Die wichtigsten Ergebnisse im Überblick

  • Die IT muss kontinuierlich funktionieren: Rund 62% der Befragten bewerten das kontinuierliche Funktionieren der IT als sehr wichtig für ihren Betrieb.
  • Mehr als ein Drittel der KMU sind von Cyberattacken betroffen: Auf Basis der 300 befragten KMU kann die Anzahl der von Erpressung betroffenen Firmen schweizweit auf 23‘000 (4%) geschätzt werden. Ungefähr 209‘000 Unternehmen (36%) dürften von Malware wie Viren oder Trojanern betroffen gewesen sein.
  • Das Risiko von Cyberangriffen wird stark unterschätzt: Das Risiko, Opfer eines Cyberangriffs zu werden, wird als tief eingeschätzt. Einen Tag lang ausser Gefecht gesetzt oder gar in der Existenz gefährdet zu werden, empfinden nur 10% bzw. 4% als grosse oder sehr grosse Gefahr. Über die Hälfte der befragten Geschäftsführer/-innen (56%) fühlt sich gut bis sehr gut vor Cyberangriffen geschützt.
  • Der Schutz vor Cyberangriffen ist ungenügend: Nur 60% der Befragten geben an, Grundschutzmassnahmen wie Malware-Schutz, Firewall, Patch-Management und Backup voll und ganz umgesetzt zu haben. Systeme zur Erkennung von Cyber-Vorfällen wurden nur von jedem fünften Unternehmen vollständig eingeführt. Prozesse zur Behandlung von Cyber-Vorfällen nur noch von 18% der befragten Unternehmen, Mitarbeiter-Schulungen über den sicheren Gebrauch von IT lediglich von 15%.

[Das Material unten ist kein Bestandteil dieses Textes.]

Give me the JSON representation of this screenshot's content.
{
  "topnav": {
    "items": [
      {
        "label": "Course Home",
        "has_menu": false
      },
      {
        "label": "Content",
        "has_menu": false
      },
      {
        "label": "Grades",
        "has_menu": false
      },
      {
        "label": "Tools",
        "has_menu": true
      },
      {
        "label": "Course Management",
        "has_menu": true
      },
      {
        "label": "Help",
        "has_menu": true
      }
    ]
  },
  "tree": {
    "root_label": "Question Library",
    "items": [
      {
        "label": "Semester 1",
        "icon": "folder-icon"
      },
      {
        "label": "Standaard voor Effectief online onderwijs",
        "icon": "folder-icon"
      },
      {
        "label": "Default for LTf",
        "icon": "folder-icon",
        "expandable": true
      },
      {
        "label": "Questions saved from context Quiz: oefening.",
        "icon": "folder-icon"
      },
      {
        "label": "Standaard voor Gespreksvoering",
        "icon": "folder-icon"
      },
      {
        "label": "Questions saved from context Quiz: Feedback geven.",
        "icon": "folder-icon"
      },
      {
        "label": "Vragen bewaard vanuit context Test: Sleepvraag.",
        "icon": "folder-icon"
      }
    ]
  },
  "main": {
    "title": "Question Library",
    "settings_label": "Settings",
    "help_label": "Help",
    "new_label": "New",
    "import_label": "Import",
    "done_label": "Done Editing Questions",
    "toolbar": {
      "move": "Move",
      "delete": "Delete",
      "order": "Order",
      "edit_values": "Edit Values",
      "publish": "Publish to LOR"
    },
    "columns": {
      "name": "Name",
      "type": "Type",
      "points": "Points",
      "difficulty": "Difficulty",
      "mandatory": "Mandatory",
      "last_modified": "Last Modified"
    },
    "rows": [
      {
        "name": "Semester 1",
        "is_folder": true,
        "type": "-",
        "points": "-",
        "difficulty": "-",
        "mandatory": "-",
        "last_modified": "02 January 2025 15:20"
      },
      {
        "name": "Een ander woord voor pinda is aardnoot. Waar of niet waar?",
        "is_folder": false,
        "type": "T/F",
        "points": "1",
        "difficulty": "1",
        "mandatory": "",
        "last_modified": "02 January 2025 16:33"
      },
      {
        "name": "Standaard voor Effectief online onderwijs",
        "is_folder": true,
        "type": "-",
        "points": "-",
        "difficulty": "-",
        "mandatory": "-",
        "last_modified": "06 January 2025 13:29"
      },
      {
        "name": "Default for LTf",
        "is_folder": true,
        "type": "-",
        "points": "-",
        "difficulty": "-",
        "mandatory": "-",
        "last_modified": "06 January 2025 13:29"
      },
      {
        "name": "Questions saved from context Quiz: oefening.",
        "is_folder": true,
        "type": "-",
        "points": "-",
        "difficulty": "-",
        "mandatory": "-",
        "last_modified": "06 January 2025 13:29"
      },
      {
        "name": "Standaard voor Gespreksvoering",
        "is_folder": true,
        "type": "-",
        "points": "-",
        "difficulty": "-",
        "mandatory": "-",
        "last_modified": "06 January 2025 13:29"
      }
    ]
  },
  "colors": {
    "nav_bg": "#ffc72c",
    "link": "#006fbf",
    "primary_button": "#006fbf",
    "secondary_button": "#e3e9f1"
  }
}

Simon Dejung vom Schweizer Versicherungsverband zeigt sich besorgt: «Mehr als 98% der Schweizer Unternehmen sind KMU und bilden das Rückgrat der Schweizer Wirtschaft. Es ist somit von strategischer Bedeutung für die Schweiz, dass sich diese Unternehmen besser vor Cyberrisiken schützen.»

Brigitta M. Gadient, die Präsidentin der Kommission zur Datenbearbeitung und Datensicherheit des Bundes, hält fest: «Eine erfolgreiche digitale Transformation muss auf Sicherheit und Vertrauen basieren. Die Resultate der Umfrage zeigen einmal mehr, dass es einen Handlungsbedarf gibt. Die Kommission arbeitet deshalb an den Eckpfeilern einer IT-Security Best Practice für die KMU-Welt. In Zusammenarbeit mit allen Partnern, Verbänden, Unternehmen und IT-Serviceleistern soll diese IT-Security-Grundhygiene in die Wirtschaft hinausgetragen werden und dort eine breite Anwendung finden.»

Andreas Kaelin, Geschäftsführer des Dachverbands ICTswitzerland, fügt hinzu: «Die zunehmende Vernetzung von Unternehmensinfrastrukturen, -prozessen und -daten mit dem Internet ist eine Voraussetzung, um die Vorteile der Digitalisierung nutzen zu können. Dies erhöht die Risiken aus dem Cyberspace und bedingt, dass sich die KMU mit Cyberrisiken kompetent auseinandersetzen, geeignete Abwehrdispositive betreiben sowie Notfallpläne erarbeiten und einüben.»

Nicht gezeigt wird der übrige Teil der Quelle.